Would something bad happen if we measured across the capacitor? Possibly. We might provide an increase of leakage current effect by paralleling the measuring device (which requires some current to be able to make a reading). The capacitance of the capacitor might resonate with or otherwise affect the measuring device. So we go for the safe component.
This means that the capacitor voltage can be
deduced (calculated when we have numbers) from the resistance voltage. Now, we can control the circuit current by controlling the voltage across the entire string, we know the resistor voltage, and we can subtract that from the capacitor to know the capacitor voltage. And what we find is:
- with an applied pulse of voltage V for a given time t, the resistor's voltage instantly at start is 100% of the applied voltage. This is because the capacitor acts like a short, i.e. just a wire.

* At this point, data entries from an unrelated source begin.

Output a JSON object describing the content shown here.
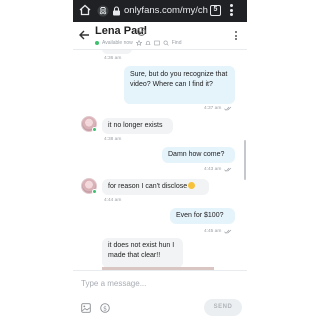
{
  "browser": {
    "url": "onlyfans.com/my/ch",
    "tab_count": "5"
  },
  "header": {
    "name": "Lena Paul",
    "status": "Available now",
    "find_label": "Find"
  },
  "messages": [
    {
      "direction": "in",
      "text": "",
      "time": "4:36 am"
    },
    {
      "direction": "out",
      "text": "Sure, but do you recognize that video? Where can I find it?",
      "time": "4:37 am"
    },
    {
      "direction": "in",
      "text": "it no longer exists",
      "time": "4:38 am"
    },
    {
      "direction": "out",
      "text": "Damn how come?",
      "time": "4:43 am"
    },
    {
      "direction": "in",
      "text": "for reason I can't disclose",
      "time": "4:44 am"
    },
    {
      "direction": "out",
      "text": "Even for $100?",
      "time": "4:45 am"
    },
    {
      "direction": "in",
      "text": "it does not exist hun I made that clear!!",
      "time": ""
    }
  ],
  "composer": {
    "placeholder": "Type a message...",
    "send_label": "SEND"
  },
  "colors": {
    "outgoing_bubble": "#e5f3fb",
    "incoming_bubble": "#f1f3f4",
    "online": "#3ec06f",
    "browser_bar": "#202124"
  }
}
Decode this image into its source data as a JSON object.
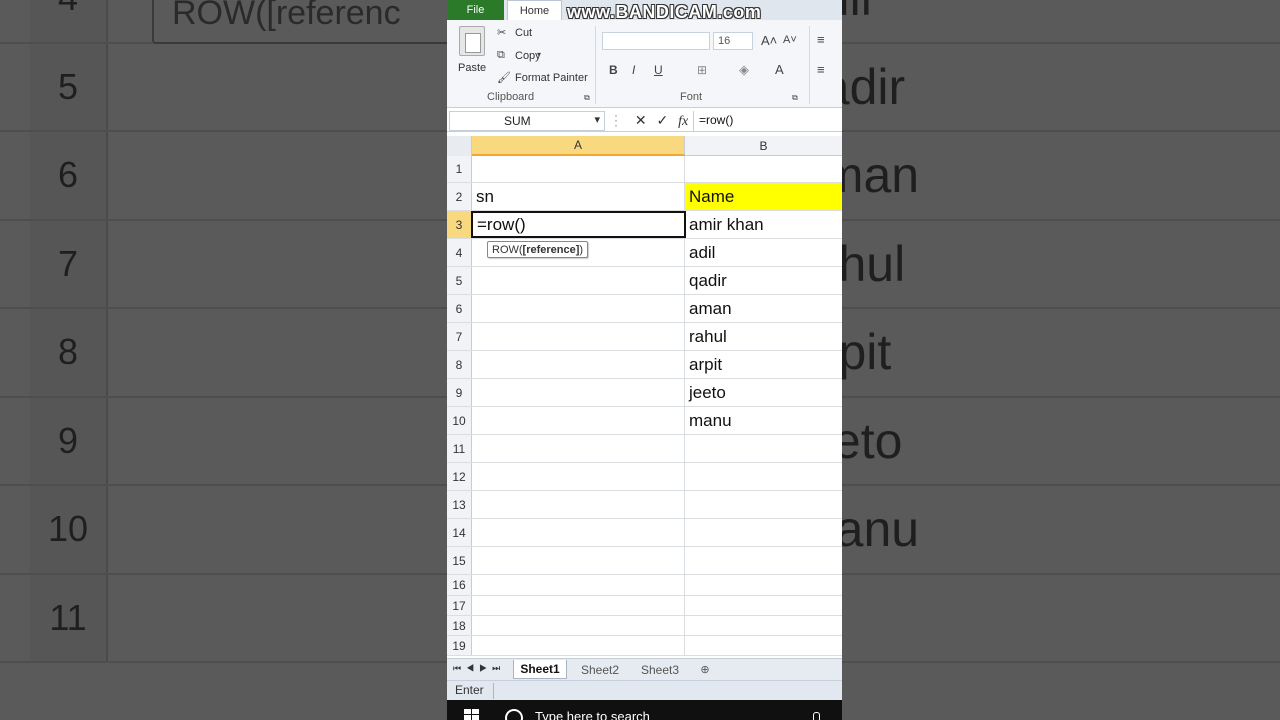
{
  "background": {
    "row_numbers": [
      "4",
      "5",
      "6",
      "7",
      "8",
      "9",
      "10",
      "11"
    ],
    "names": [
      "adil",
      "qadir",
      "aman",
      "rahul",
      "arpit",
      "jeeto",
      "manu",
      ""
    ],
    "tooltip": "ROW([referenc"
  },
  "ribbon": {
    "tabs": {
      "file": "File",
      "home": "Home"
    },
    "watermark": "www.BANDICAM.com",
    "clipboard": {
      "paste": "Paste",
      "cut": "Cut",
      "copy": "Copy",
      "format_painter": "Format Painter",
      "label": "Clipboard"
    },
    "font": {
      "size": "16",
      "label": "Font",
      "bold": "B",
      "italic": "I",
      "underline": "U"
    }
  },
  "formula_bar": {
    "name_box": "SUM",
    "formula": "=row()",
    "cancel_icon": "✕",
    "enter_icon": "✓",
    "fx": "fx"
  },
  "grid": {
    "columns": [
      "A",
      "B"
    ],
    "rows": [
      {
        "num": "1",
        "a": "",
        "b": ""
      },
      {
        "num": "2",
        "a": "sn",
        "b": "Name"
      },
      {
        "num": "3",
        "a": "=row()",
        "b": "amir khan"
      },
      {
        "num": "4",
        "a": "",
        "b": "adil"
      },
      {
        "num": "5",
        "a": "",
        "b": "qadir"
      },
      {
        "num": "6",
        "a": "",
        "b": "aman"
      },
      {
        "num": "7",
        "a": "",
        "b": "rahul"
      },
      {
        "num": "8",
        "a": "",
        "b": "arpit"
      },
      {
        "num": "9",
        "a": "",
        "b": "jeeto"
      },
      {
        "num": "10",
        "a": "",
        "b": "manu"
      },
      {
        "num": "11",
        "a": "",
        "b": ""
      },
      {
        "num": "12",
        "a": "",
        "b": ""
      },
      {
        "num": "13",
        "a": "",
        "b": ""
      },
      {
        "num": "14",
        "a": "",
        "b": ""
      },
      {
        "num": "15",
        "a": "",
        "b": ""
      },
      {
        "num": "16",
        "a": "",
        "b": ""
      },
      {
        "num": "17",
        "a": "",
        "b": ""
      },
      {
        "num": "18",
        "a": "",
        "b": ""
      },
      {
        "num": "19",
        "a": "",
        "b": ""
      }
    ],
    "tooltip": {
      "prefix": "ROW(",
      "arg": "[reference]",
      "suffix": ")"
    }
  },
  "sheets": [
    "Sheet1",
    "Sheet2",
    "Sheet3"
  ],
  "status": {
    "mode": "Enter"
  },
  "taskbar": {
    "search": "Type here to search"
  },
  "colors": {
    "header_yellow": "#ffff00",
    "active_header": "#f9d980",
    "file_tab": "#2a7a2a"
  }
}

- as the capacitor starts to charge, it develops a voltage, tiny at first, but increasing quickly, and this voltage is subtracted from the resistor (because the entire circuit is provided V for the period t, and the capacitor and resistor act as a simple voltage divider at any instantaneous time.)

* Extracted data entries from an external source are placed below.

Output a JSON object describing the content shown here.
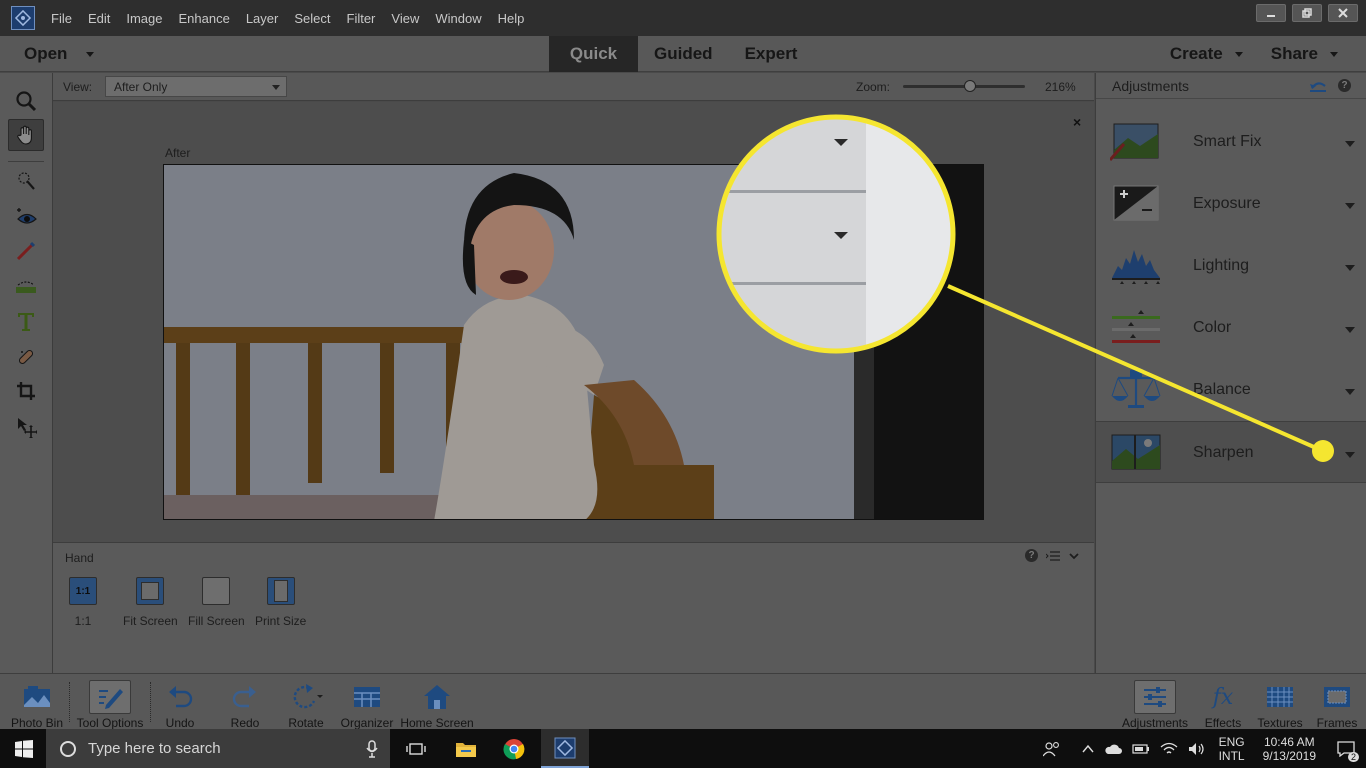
{
  "menubar": {
    "items": [
      "File",
      "Edit",
      "Image",
      "Enhance",
      "Layer",
      "Select",
      "Filter",
      "View",
      "Window",
      "Help"
    ]
  },
  "modebar": {
    "open_label": "Open",
    "tabs": [
      "Quick",
      "Guided",
      "Expert"
    ],
    "active_tab": "Quick",
    "create_label": "Create",
    "share_label": "Share"
  },
  "viewbar": {
    "view_label": "View:",
    "view_value": "After Only",
    "zoom_label": "Zoom:",
    "zoom_value": "216%",
    "zoom_level": 0.55
  },
  "canvas": {
    "after_label": "After",
    "close_label": "×"
  },
  "tool_options": {
    "title": "Hand",
    "buttons": [
      {
        "label": "1:1",
        "icon": "1:1"
      },
      {
        "label": "Fit Screen",
        "icon": "fit-screen-icon"
      },
      {
        "label": "Fill Screen",
        "icon": "fill-screen-icon"
      },
      {
        "label": "Print Size",
        "icon": "print-size-icon"
      }
    ]
  },
  "adjustments": {
    "title": "Adjustments",
    "items": [
      {
        "label": "Smart Fix",
        "icon": "smart-fix-icon"
      },
      {
        "label": "Exposure",
        "icon": "exposure-icon"
      },
      {
        "label": "Lighting",
        "icon": "lighting-icon"
      },
      {
        "label": "Color",
        "icon": "color-icon"
      },
      {
        "label": "Balance",
        "icon": "balance-icon"
      },
      {
        "label": "Sharpen",
        "icon": "sharpen-icon"
      }
    ]
  },
  "bottombar": {
    "left": [
      {
        "label": "Photo Bin",
        "icon": "photo-bin-icon"
      },
      {
        "label": "Tool Options",
        "icon": "tool-options-icon"
      },
      {
        "label": "Undo",
        "icon": "undo-icon"
      },
      {
        "label": "Redo",
        "icon": "redo-icon"
      },
      {
        "label": "Rotate",
        "icon": "rotate-icon"
      },
      {
        "label": "Organizer",
        "icon": "organizer-icon"
      },
      {
        "label": "Home Screen",
        "icon": "home-screen-icon"
      }
    ],
    "right": [
      {
        "label": "Adjustments",
        "icon": "adjustments-icon"
      },
      {
        "label": "Effects",
        "icon": "effects-icon"
      },
      {
        "label": "Textures",
        "icon": "textures-icon"
      },
      {
        "label": "Frames",
        "icon": "frames-icon"
      }
    ]
  },
  "taskbar": {
    "search_placeholder": "Type here to search",
    "lang_top": "ENG",
    "lang_bottom": "INTL",
    "time": "10:46 AM",
    "date": "9/13/2019",
    "notification_count": "2"
  },
  "colors": {
    "callout": "#f5e630",
    "accent": "#2a6db5"
  }
}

- After one time constant, if t is longer than one time constant, C will have acquired 63% of the charge it is going to be able to hold (based on its capacity) and that time constant's length is R x C.
- After 4 times constants, it will be up to about 98.12%, and after five, it will have risen to 99.3%. At this time, the resistor will be dropping a very low voltage, about .7% V. This will decrease at a decreasing rate until, some time far in the future, the resistor will drop 0v, the capacitor will drop 100% of the voltage (because of the charge stored in it) and no current will flow.

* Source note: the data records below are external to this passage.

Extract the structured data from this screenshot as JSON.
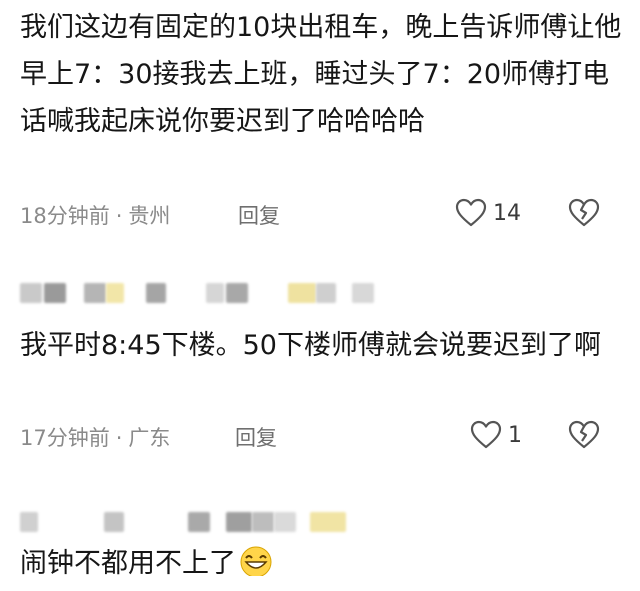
{
  "comments": [
    {
      "text": "我们这边有固定的10块出租车，晚上告诉师傅让他早上7：30接我去上班，睡过头了7：20师傅打电话喊我起床说你要迟到了哈哈哈哈",
      "time": "18分钟前",
      "separator": "·",
      "location": "贵州",
      "reply_label": "回复",
      "likes": "14"
    },
    {
      "text": "我平时8:45下楼。50下楼师傅就会说要迟到了啊",
      "time": "17分钟前",
      "separator": "·",
      "location": "广东",
      "reply_label": "回复",
      "likes": "1"
    },
    {
      "text": "闹钟不都用不上了",
      "emoji": "grinning-emoji"
    }
  ],
  "icons": {
    "like": "heart-icon",
    "dislike": "broken-heart-icon"
  },
  "colors": {
    "text": "#161616",
    "meta": "#8a8a8a",
    "icon": "#555555"
  }
}
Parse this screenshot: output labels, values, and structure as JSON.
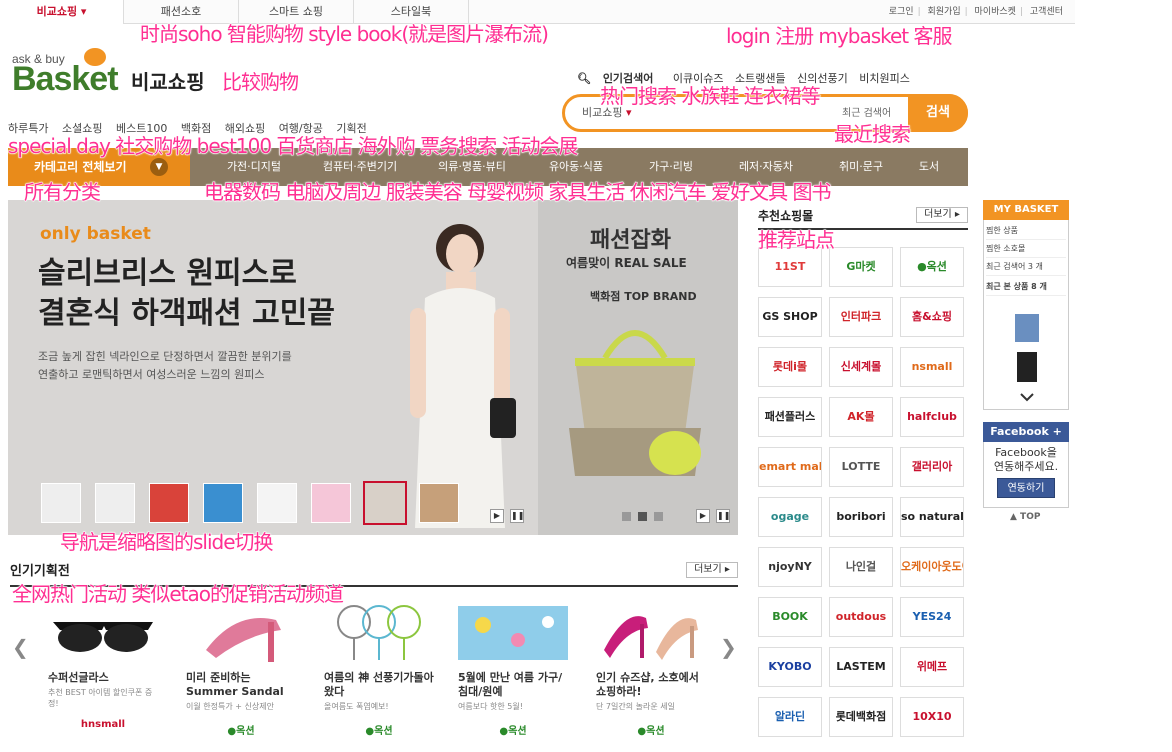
{
  "topbar": {
    "tabs": [
      "비교쇼핑 ▾",
      "패션소호",
      "스마트 쇼핑",
      "스타일북"
    ],
    "links": [
      "로그인",
      "회원가입",
      "마이바스켓",
      "고객센터"
    ]
  },
  "logo": {
    "small": "ask & buy",
    "big": "Basket",
    "kr": "비교쇼핑"
  },
  "search": {
    "links": [
      "인기검색어",
      "이큐이슈즈",
      "소트랭샌들",
      "신의선풍기",
      "비치원피스"
    ],
    "scope": "비교쇼핑",
    "recent": "최근 검색어",
    "button": "검색"
  },
  "quicknav": [
    "하루특가",
    "소셜쇼핑",
    "베스트100",
    "백화점",
    "해외쇼핑",
    "여행/항공",
    "기획전"
  ],
  "categories": {
    "all": "카테고리 전체보기",
    "items": [
      "가전·디지털",
      "컴퓨터·주변기기",
      "의류·명품·뷰티",
      "유아동·식품",
      "가구·리빙",
      "레저·자동차",
      "취미·문구",
      "도서"
    ]
  },
  "banner": {
    "brand": "only basket",
    "headline1": "슬리브리스 원피스로",
    "headline2": "결혼식 하객패션 고민끝",
    "desc1": "조금 높게 잡힌 넥라인으로 단정하면서 깔끔한 분위기를",
    "desc2": "연출하고 로맨틱하면서 여성스러운 느낌의 원피스",
    "sale_title": "패션잡화",
    "sale_sub": "여름맞이 REAL SALE",
    "sale_brand": "백화점 TOP BRAND"
  },
  "popular": {
    "title": "인기기획전",
    "more": "더보기 ▸",
    "items": [
      {
        "name": "수퍼선글라스",
        "sub": "추천 BEST 아이템 할인쿠폰 증정!",
        "shop": "hnsmall"
      },
      {
        "name": "미리 준비하는 Summer Sandal",
        "sub": "이월 한정특가 + 신상제안",
        "shop": "●옥션"
      },
      {
        "name": "여름의 神 선풍기가돌아왔다",
        "sub": "올여름도 폭염예보!",
        "shop": "●옥션"
      },
      {
        "name": "5월에 만난 여름 가구/침대/원예",
        "sub": "여름보다 핫한 5월!",
        "shop": "●옥션"
      },
      {
        "name": "인기 슈즈샵, 소호에서 쇼핑하라!",
        "sub": "단 7일간의 놀라운 세일",
        "shop": "●옥션"
      }
    ]
  },
  "recommended": {
    "title": "추천쇼핑몰",
    "more": "더보기 ▸",
    "malls": [
      "11ST",
      "G마켓",
      "●옥션",
      "GS SHOP",
      "인터파크",
      "홈&쇼핑",
      "롯데i몰",
      "신세계몰",
      "nsmall",
      "패션플러스",
      "AK몰",
      "halfclub",
      "emart mall",
      "LOTTE",
      "갤러리아",
      "ogage",
      "boribori",
      "so natural",
      "njoyNY",
      "나인걸",
      "오케이아웃도어",
      "BOOK",
      "outdous",
      "YES24",
      "KYOBO",
      "LASTEM",
      "위메프",
      "알라딘",
      "롯데백화점",
      "10X10"
    ]
  },
  "mybasket": {
    "title": "MY BASKET",
    "rows": [
      "찜한 상품",
      "찜한 소호몰",
      "최근 검색어 3 개",
      "최근 본 상품 8 개"
    ]
  },
  "facebook": {
    "title": "Facebook +",
    "text": "Facebook을 연동해주세요.",
    "button": "연동하기",
    "top": "▲ TOP"
  },
  "annotations": {
    "a1": "时尚soho  智能购物  style book(就是图片瀑布流)",
    "a2": "login 注册 mybasket 客服",
    "a3": "比较购物",
    "a4": "热门搜索 水族鞋 连衣裙等",
    "a5": "最近搜索",
    "a6": "special day 社交购物 best100 百货商店 海外购 票务搜索 活动会展",
    "a7": "所有分类",
    "a8": "电器数码 电脑及周边 服装美容 母婴视频 家具生活 休闲汽车 爱好文具  图书",
    "a9": "推荐站点",
    "a10": "导航是缩略图的slide切换",
    "a11": "全网热门活动  类似etao的促销活动频道"
  }
}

If, then, the source is disconnected, no current will continue to flow because of the open circuit, but if it is left connected and we reach time t, it will drop to 0v. At this point, we have (through the source) the equivalent of a short between the input end of the capacitor and ground. Now, the capacitor will discharge. The Capacitor will become, effectively, the source, and its entire output will be dropped across the Resistor, which will allow maximum current. Not infinite current, of course, because the resistor is not a short. Instead, the current that flows is the Capacitor charged voltage divided by the Resistor's resistance: i=e/R. (Remember, small i and e are instantaneous values.) As the capacitor discharges through the resistor, its voltage falls, according to the i = C dv/dt equation, and that reduces the voltage across the resistor. As e -> 0, I -> 0. The discharge of the capacitor is governed by the same physics as the charging, so after one time constant, 63% of the charge will have left, and the capacitor's voltage will have dropped to 63%.
What if the input from the controlled source is sin(t)? -cos(t)? A triangle-wave? A square wave? Work out each of these qualitatively first, then play with the math and see if your results match your qualitative expectations.
It is this working out of qualitative effects that is most useful in electronics: the numbers can always be done afterwards to determine if what ought to work really will. But it is unlikely (enough to be called serendipitous) that sitting around manipulating math is going to result in a working, useful circuit.